The MassIVE-KB training data was derived from PSMs used to compile the MassIVE-KB v1 spectral library and consists of 30 million PSMs. These PSMs were obtained by collecting up to the top 100 PSMs for each of the precursors (as defined by a peptidoform and charge) included in MassIVE-KB. To compile this dataset yourself, on the MassIVE website, go to MassIVE Knowledge Base > Human HCD Spectral Library > All Candidate library spectra > Download. This will give you a zipped TSV file with the metadata and peptide identifications for all 30 million PSMs. Using the filename (column “filename”) you can then retrieve the corresponding peak files from the MassIVE FTP server and extract the desired spectra using their scan number (column “scan”).

How do I know which model to use after training Casanovo?

By default, Casanovo saves a snapshot of the model weights after every 50,000 training steps. Note that the number of samples that are processed during a single training step depends on the batch size. Therefore, when using the default training batch size of 32, this correspond to saving a model snapshot after every 1.6 million training samples. You can optionally modify the snapshot frequency in the config file (parameter every_n_train_steps), depending on your dataset size. Note that taking very frequent model snapshots will result in somewhat slower training time because Casanovo will evaluate its performance on the validation data for every snapshot.

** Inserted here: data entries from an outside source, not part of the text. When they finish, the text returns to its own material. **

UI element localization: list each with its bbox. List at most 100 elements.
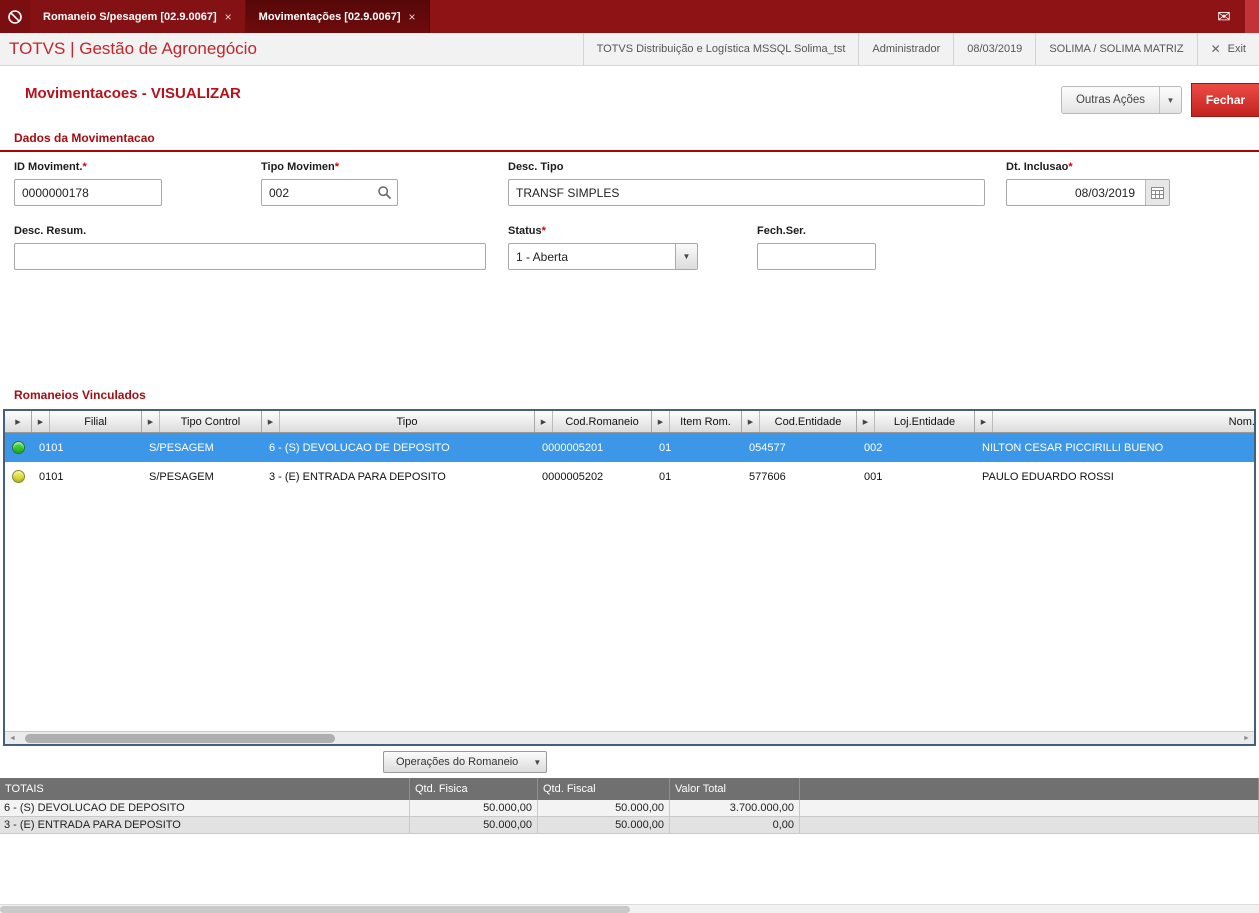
user-label: Administrador [858, 33, 953, 65]
tipo-movimen-label: Tipo Movimen [261, 161, 335, 173]
cell-tipo-control: S/PESAGEM [149, 441, 214, 454]
totals-header-filler [800, 778, 1259, 800]
operacoes-romaneio-button[interactable]: Operações do Romaneio ▼ [383, 751, 548, 773]
grid-header-status-column[interactable]: ▶ [5, 411, 32, 432]
field-status: Status* 1 - Aberta ▼ [508, 225, 698, 270]
column-header-cod-romaneio[interactable]: ▶ Cod.Romaneio [535, 411, 652, 432]
column-arrow-icon: ▶ [15, 418, 21, 426]
column-header-tipo[interactable]: ▶ Tipo [262, 411, 535, 432]
exit-x-icon: ✕ [1210, 42, 1221, 56]
operacoes-romaneio-label: Operações do Romaneio [396, 756, 519, 768]
cell-item-rom: 01 [659, 470, 672, 483]
column-arrow-icon: ▶ [857, 411, 875, 432]
exit-button[interactable]: ✕ Exit [1196, 33, 1259, 65]
desc-resum-label: Desc. Resum. [14, 225, 87, 237]
tab-label: Movimentações [02.9.0067] [258, 10, 401, 23]
column-header-tipo-control[interactable]: ▶ Tipo Control [142, 411, 262, 432]
required-marker: * [82, 161, 87, 173]
scrollbar-thumb[interactable] [0, 906, 630, 913]
fech-ser-input[interactable] [757, 243, 876, 270]
totals-header-qtd-fisica: Qtd. Fisica [410, 778, 538, 800]
app-brand: TOTVS | Gestão de Agronegócio [9, 39, 257, 58]
outras-acoes-button[interactable]: Outras Ações ▼ [1060, 86, 1182, 114]
row-status-icon [12, 441, 25, 454]
search-icon[interactable] [377, 185, 392, 205]
field-tipo-movimen: Tipo Movimen* [261, 161, 398, 206]
desc-resum-input[interactable] [14, 243, 486, 270]
cell-tipo: 6 - (S) DEVOLUCAO DE DEPOSITO [269, 441, 450, 454]
totals-header-totais: TOTAIS [0, 778, 410, 800]
cell-nom-entidade: PAULO EDUARDO ROSSI [982, 470, 1114, 483]
chevron-down-icon[interactable]: ▼ [675, 244, 697, 269]
date-label: 08/03/2019 [953, 33, 1035, 65]
table-row[interactable]: 0101 S/PESAGEM 6 - (S) DEVOLUCAO DE DEPO… [5, 433, 1254, 462]
totals-row-filler [800, 800, 1259, 817]
cell-loj-entidade: 002 [864, 441, 883, 454]
scroll-right-icon[interactable]: ► [1239, 732, 1254, 744]
scrollbar-thumb[interactable] [25, 734, 335, 743]
totals-row: 6 - (S) DEVOLUCAO DE DEPOSITO 50.000,00 … [0, 800, 1259, 817]
column-arrow-icon: ▶ [32, 411, 50, 432]
column-arrow-icon: ▶ [742, 411, 760, 432]
totals-valor-total: 3.700.000,00 [670, 800, 800, 817]
desc-tipo-input[interactable] [508, 179, 985, 206]
close-icon[interactable]: × [225, 10, 232, 24]
chevron-down-icon: ▼ [533, 757, 542, 767]
column-arrow-icon: ▶ [142, 411, 160, 432]
cell-cod-entidade: 577606 [749, 470, 786, 483]
required-marker: * [1068, 161, 1073, 173]
totals-row-filler [800, 817, 1259, 834]
column-header-label: Tipo Control [180, 415, 241, 428]
totals-header-qtd-fiscal: Qtd. Fiscal [538, 778, 670, 800]
appbar: TOTVS | Gestão de Agronegócio TOTVS Dist… [0, 33, 1259, 66]
dt-inclusao-label: Dt. Inclusao [1006, 161, 1069, 173]
totals-valor-total: 0,00 [670, 817, 800, 834]
fech-ser-label: Fech.Ser. [757, 225, 806, 237]
titlebar-corner-strip [1245, 0, 1259, 33]
tab-movimentacoes[interactable]: Movimentações [02.9.0067] × [245, 0, 430, 33]
romaneios-grid: ▶ ▶ Filial ▶ Tipo Control ▶ Tipo ▶ Cod.Roman… [3, 409, 1256, 746]
id-moviment-input[interactable] [14, 179, 162, 206]
cell-loj-entidade: 001 [864, 470, 883, 483]
cell-cod-romaneio: 0000005202 [542, 470, 604, 483]
column-header-label: Filial [84, 415, 107, 428]
column-header-label: Nom.Entidade [1228, 415, 1255, 428]
status-select[interactable]: 1 - Aberta ▼ [508, 243, 698, 270]
tab-label: Romaneio S/pesagem [02.9.0067] [43, 10, 217, 23]
page-horizontal-scrollbar[interactable] [0, 904, 1259, 913]
column-header-label: Cod.Romaneio [565, 415, 639, 428]
cell-filial: 0101 [39, 441, 64, 454]
field-id-moviment: ID Moviment.* [14, 161, 162, 206]
totals-row: 3 - (E) ENTRADA PARA DEPOSITO 50.000,00 … [0, 817, 1259, 834]
column-header-loj-entidade[interactable]: ▶ Loj.Entidade [857, 411, 975, 432]
fechar-button[interactable]: Fechar [1191, 83, 1259, 117]
column-header-item-rom[interactable]: ▶ Item Rom. [652, 411, 742, 432]
totals-table: TOTAIS Qtd. Fisica Qtd. Fiscal Valor Tot… [0, 778, 1259, 834]
required-marker: * [334, 161, 340, 173]
column-header-filial[interactable]: ▶ Filial [32, 411, 142, 432]
field-desc-tipo: Desc. Tipo [508, 161, 985, 206]
titlebar: Romaneio S/pesagem [02.9.0067] × Movimen… [0, 0, 1259, 33]
scroll-left-icon[interactable]: ◄ [5, 732, 20, 744]
section-title-dados: Dados da Movimentacao [0, 131, 1259, 152]
column-header-nom-entidade[interactable]: ▶ Nom.Entidade [975, 411, 1255, 432]
cell-cod-entidade: 054577 [749, 441, 786, 454]
app-window: Romaneio S/pesagem [02.9.0067] × Movimen… [0, 0, 1259, 913]
mail-icon[interactable]: ✉ [1203, 0, 1245, 33]
tab-romaneio-spesagem[interactable]: Romaneio S/pesagem [02.9.0067] × [30, 0, 246, 33]
cell-nom-entidade: NILTON CESAR PICCIRILLI BUENO [982, 441, 1164, 454]
page-title: Movimentacoes - VISUALIZAR [25, 85, 241, 102]
column-header-cod-entidade[interactable]: ▶ Cod.Entidade [742, 411, 857, 432]
appbar-status-area: TOTVS Distribuição e Logística MSSQL Sol… [582, 33, 1259, 65]
grid-horizontal-scrollbar[interactable]: ◄ ► [5, 731, 1254, 744]
field-dt-inclusao: Dt. Inclusao* [1006, 161, 1170, 206]
outras-acoes-label: Outras Ações [1075, 94, 1145, 106]
calendar-icon[interactable] [1145, 180, 1169, 205]
scrollbar-track[interactable] [20, 732, 1239, 744]
table-row[interactable]: 0101 S/PESAGEM 3 - (E) ENTRADA PARA DEPO… [5, 462, 1254, 491]
close-icon[interactable]: × [409, 10, 416, 24]
chevron-down-icon[interactable]: ▼ [1159, 87, 1181, 113]
totals-qtd-fiscal: 50.000,00 [538, 817, 670, 834]
column-header-label: Item Rom. [680, 415, 731, 428]
totals-qtd-fisica: 50.000,00 [410, 800, 538, 817]
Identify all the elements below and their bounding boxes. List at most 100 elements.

When saving a model snapshot, Casanovo will use the validation data to compute performance measures (training loss, validation loss, amino acid precision, and peptide precision) and print this information to the console and log file. After your training job is finished, you can identify the best performing model that achieves the maximum peptide and amino acid precision from the log file and use the corresponding model snapshot.